Sunshine Heart, Inc., an early-stage medical device company focused on developing, manufacturing and commercializing the C-Pulse System for treatment of Class III and ambulatory Class IV heart failure, has announced the start of a research collaboration with Dr. Mark Slaughter and the University of Louisville to explore the technology’s potential benefits for treating pulmonary circulation and right heart function. This new research effort could lead to an expansion of the C-Pulse System to include treatment of Pulmonary Arterial Hypertension.
Pulmonary Arterial Hypertension (PAH) is a chronic disease and one of the most common forms of pulmonary hypertension. It is characterized by increased blood pressure in lung arteries due to abnormal constriction. This increased pressure results an extra effort for the heart to pump blood into the lungs, ultimately leading to right heart failure and eventual death.
Estimates show that PAH affects 200,000 patients all over the world, and there is still a major unmet medical need for effective treatment options, as only 34% of patients survive for 5 years after diagnosis. While PAH mainly causes right heart failure, patients will eventually be at risk for developing left heart failure as well. Approximately half of patients with systolic heart failure or preserved ejection fraction heart failure (HFpEF) have PAH with similar 5-year outcomes.
The company’s C-Pulse Heart Assist System, also known simply as the “C-Pulse System,” is an investigational medical device in the United States, Canada and non-CE mark approval countries.
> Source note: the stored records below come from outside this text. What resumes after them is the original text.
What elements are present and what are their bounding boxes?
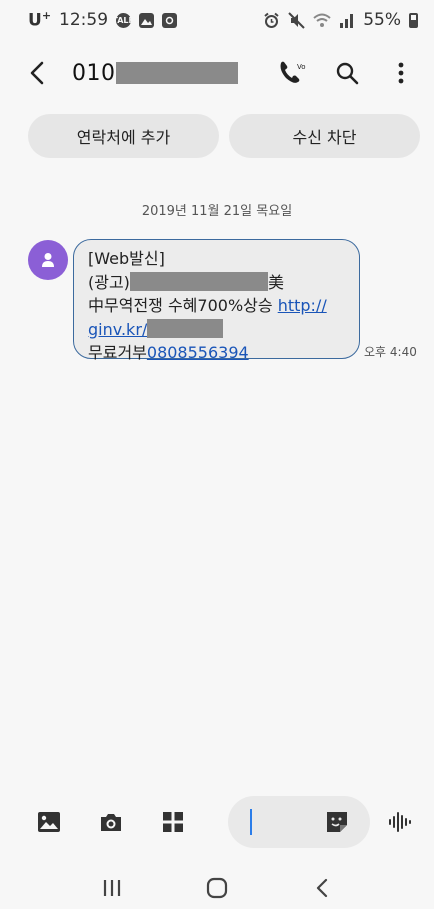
status-time: 12:59 — [59, 10, 109, 30]
message-line: ginv.kr/ — [88, 318, 345, 342]
contact-actions: 연락처에 추가 수신 차단 — [28, 114, 420, 158]
sticker-button[interactable] — [322, 807, 352, 837]
recents-button[interactable] — [97, 873, 127, 903]
app-actions: Vo LTE — [278, 58, 416, 88]
message-line: [Web발신] — [88, 249, 165, 268]
status-right: 55% — [263, 10, 418, 30]
date-separator: 2019년 11월 21일 목요일 — [141, 204, 293, 219]
message-link[interactable]: http:// — [278, 296, 327, 315]
sticker-icon — [327, 812, 347, 832]
message-line: 中무역전쟁 수혜700%상승 http:// — [88, 296, 327, 315]
home-button[interactable] — [202, 873, 232, 903]
alarm-icon — [264, 12, 279, 28]
gallery-button[interactable] — [34, 807, 64, 837]
status-bar: U+ 12:59 TALK 55% — [0, 0, 434, 40]
back-nav-icon — [316, 878, 327, 897]
conversation-title: 010 — [72, 61, 278, 86]
app-bar: 010 Vo LTE — [0, 48, 434, 98]
call-button[interactable]: Vo LTE — [278, 58, 308, 88]
redacted-number — [115, 62, 238, 84]
message-input[interactable] — [228, 796, 370, 848]
call-icon: Vo LTE — [280, 61, 308, 83]
search-button[interactable] — [332, 58, 362, 88]
home-icon — [206, 877, 228, 898]
camera-icon — [101, 813, 121, 831]
attach-group — [34, 807, 188, 837]
voice-icon — [389, 812, 411, 832]
mute-icon — [288, 11, 305, 29]
nav-back-button[interactable] — [307, 873, 337, 903]
apps-button[interactable] — [158, 807, 188, 837]
redacted-url — [147, 318, 224, 338]
talk-icon: TALK — [112, 12, 135, 28]
message-link-continued[interactable]: ginv.kr/ — [88, 320, 147, 339]
phone-number-prefix: 010 — [72, 60, 116, 86]
back-icon — [30, 61, 44, 85]
recents-icon — [104, 879, 121, 896]
message-time: 오후 4:40 — [364, 345, 417, 359]
battery-icon — [409, 12, 418, 28]
system-nav-bar — [0, 866, 434, 909]
avatar[interactable] — [28, 240, 68, 280]
record-icon — [162, 12, 178, 28]
carrier-label: U+ — [28, 9, 52, 31]
gallery-icon — [139, 12, 155, 28]
voice-button[interactable] — [388, 807, 412, 837]
wifi-icon — [313, 13, 331, 27]
battery-percent: 55% — [363, 10, 401, 30]
opt-out-phone-link[interactable]: 0808556394 — [147, 343, 249, 362]
more-icon — [398, 62, 404, 84]
block-button[interactable]: 수신 차단 — [229, 114, 420, 158]
message-line: 무료거부0808556394 — [88, 343, 249, 362]
apps-icon — [163, 812, 183, 832]
camera-button[interactable] — [96, 807, 126, 837]
message-bubble[interactable]: [Web발신] (광고) 美 中무역전쟁 수혜700%상승 http:// gin… — [73, 239, 360, 362]
back-button[interactable] — [30, 55, 58, 91]
svg-text:Vo LTE: Vo LTE — [297, 63, 308, 71]
signal-icon — [340, 13, 354, 28]
search-icon — [336, 62, 359, 85]
image-icon — [38, 812, 60, 832]
status-left: U+ 12:59 TALK — [28, 9, 178, 31]
more-options-button[interactable] — [386, 58, 416, 88]
add-contact-button[interactable]: 연락처에 추가 — [28, 114, 219, 158]
redacted-text — [129, 271, 268, 291]
composer-bar — [0, 794, 434, 850]
person-icon — [42, 253, 54, 267]
message-line: (광고) 美 — [88, 271, 284, 292]
text-caret — [250, 809, 252, 835]
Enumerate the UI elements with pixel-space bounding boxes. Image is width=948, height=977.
The device uses intra-aortic balloon counter-pulsation technology that assists the left ventricle by helping to reduce the effort needed to pump blood throughout the body, as well as increasing blood flow to the coronary arteries. It is believed that this therapeutic approach could also be beneficial to those with PAH in reducing the effort needed to pump blood into the pulmonary arteries.
Sunshine Heart has completed an approved U.S. Food and Drug Administration (FDA) feasibility clinical study of the C-Pulse System and presented the results in November 2011. In March 2012, the FDA notified the Company that it could move forward with an investigational device exemption (IDE) application. Sunshine Heart received unconditional approval from the FDA in November 2012 to initiate its pivotal study. In July 2012, Sunshine Heart received CE Mark approval for its C-Pulse System in Europe.
These new PAH-focused preclinical trials will seek to find a new application for the C-Pulse therapy by applying the counterpulsation to the pulmonary artery in acute and chronic animal models of PAH. Biochemical, neurohormonal and pressure-volume data will be used to assess the effects of the technology on pulmonary circulation and right and left heart properties. A fully implantable system may provide therapeutic options in HFpEF population with PAH where there are currently no approved treatments.